In any case, I am glad that Yale is taking the venerable high road of not saying anything. One of its administrators did, however, send an anonymous, unsigned e-mail to two recent Yale graduates who have gotten upset about this enough to pledge not to give money to Yale until it reverses its decision and have invited others to join them. The administrator's five-sentence erudite e-mail called these graduates"retarded" and"disgusting" (it's all documented in Fund's article). For those of you keeping score, that's Protesting Yale Graduates, 1; Assistant Director of Giving at Yale Law School (Who Thought They Couldn't Figure Out Who He Was) Alexis Surovov, 0.

Unfortunately for Surovov, those Yale graduates are sharp; they traced his anonymous e-mail right back to the computer on his desk in his office. Bummer. What's a guy supposed to do now when he wants to cast aspersions on others under a cloak of anonymity?

Anyway, I guess Yale is assuming, perhaps correctly, that if they just keep mum long enough, everyone will lose interest and this issue will go away. Or perhaps they're figuring that with an endowment of over $15 billion--which, if you figure a modest 4%, generates about $600,000,000 in annual income--they don't really need to care what their recent graduates think. By the time recent graduates have paid off the $164,000 they paid for four years' tuition, room, and board and are in a position to start giving money to the school, they will have forgotten all about the objections they once had and will only remember the rosy things Yale's development office tells them in those pretty, glossy brochures about the Yale experience.

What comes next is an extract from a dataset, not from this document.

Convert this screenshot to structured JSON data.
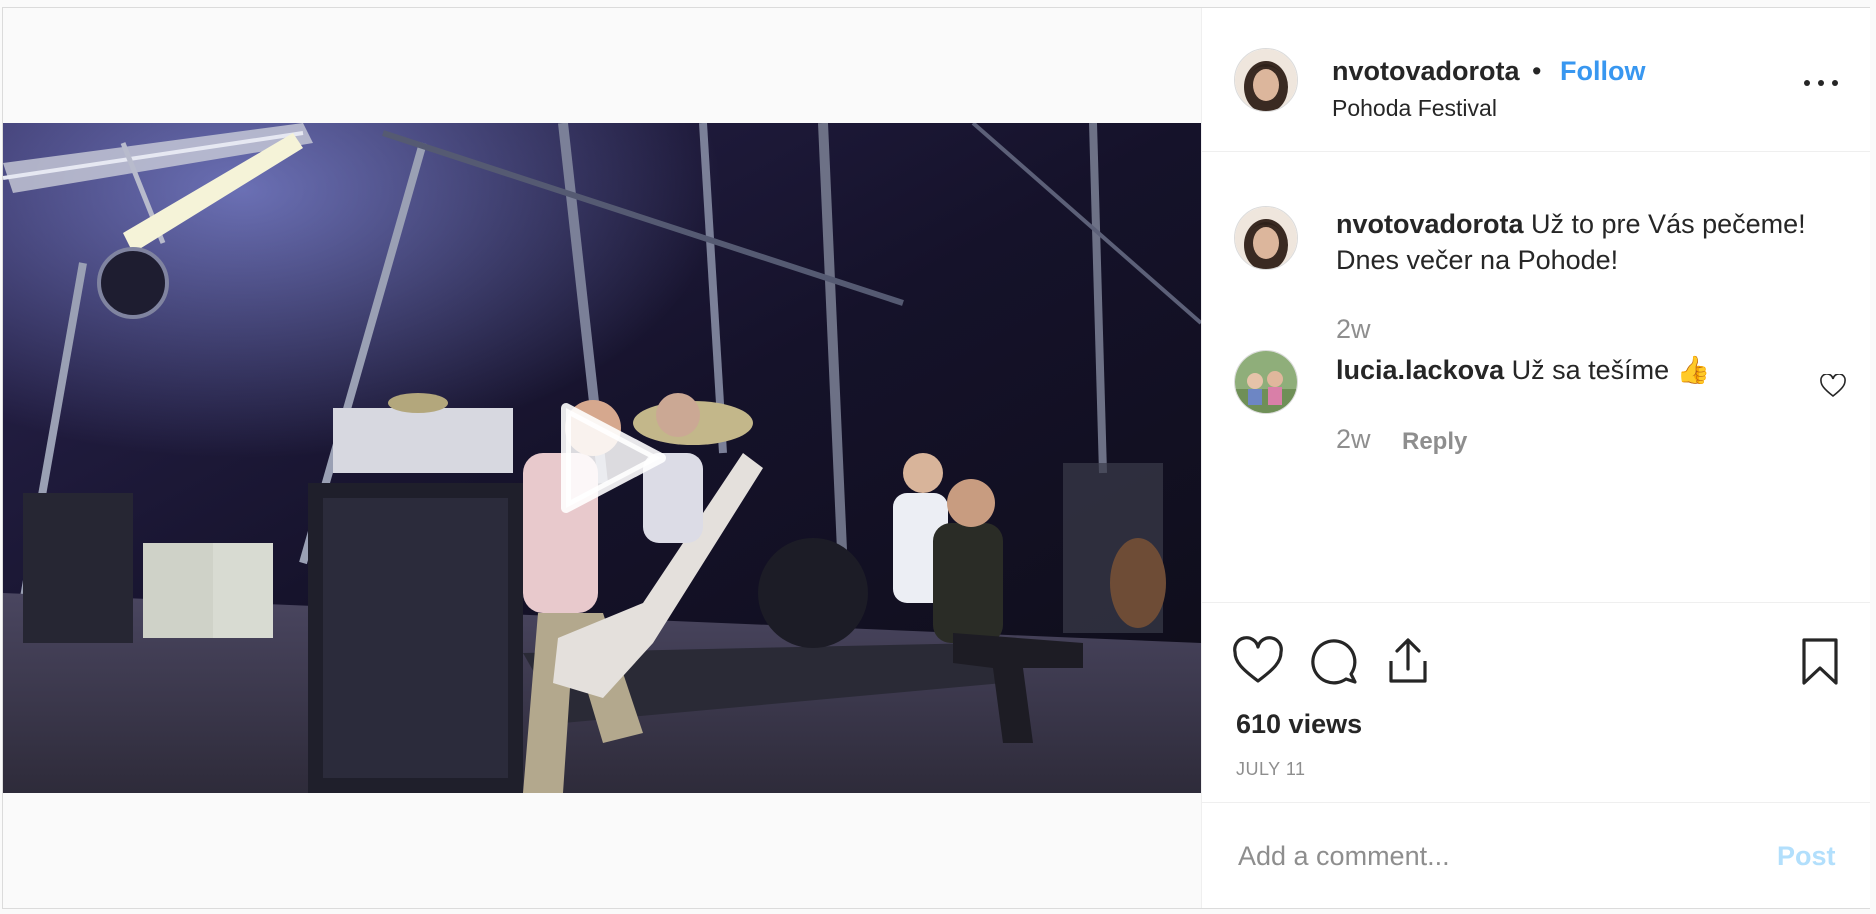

[Cross-posted at Proportional Belief.]



comments powered by Disqus

More Comments:


Irfan Khawaja - 8/4/2006

Very well said. You may find this of interest:

http://hnn.us/articles/5245.html


Protagoras - 3/14/2006

Thank you for the link, and thank you for your good--and courageous--words. I especially like your point that even if a person is a hypocrite it does not mean his argument is unsound.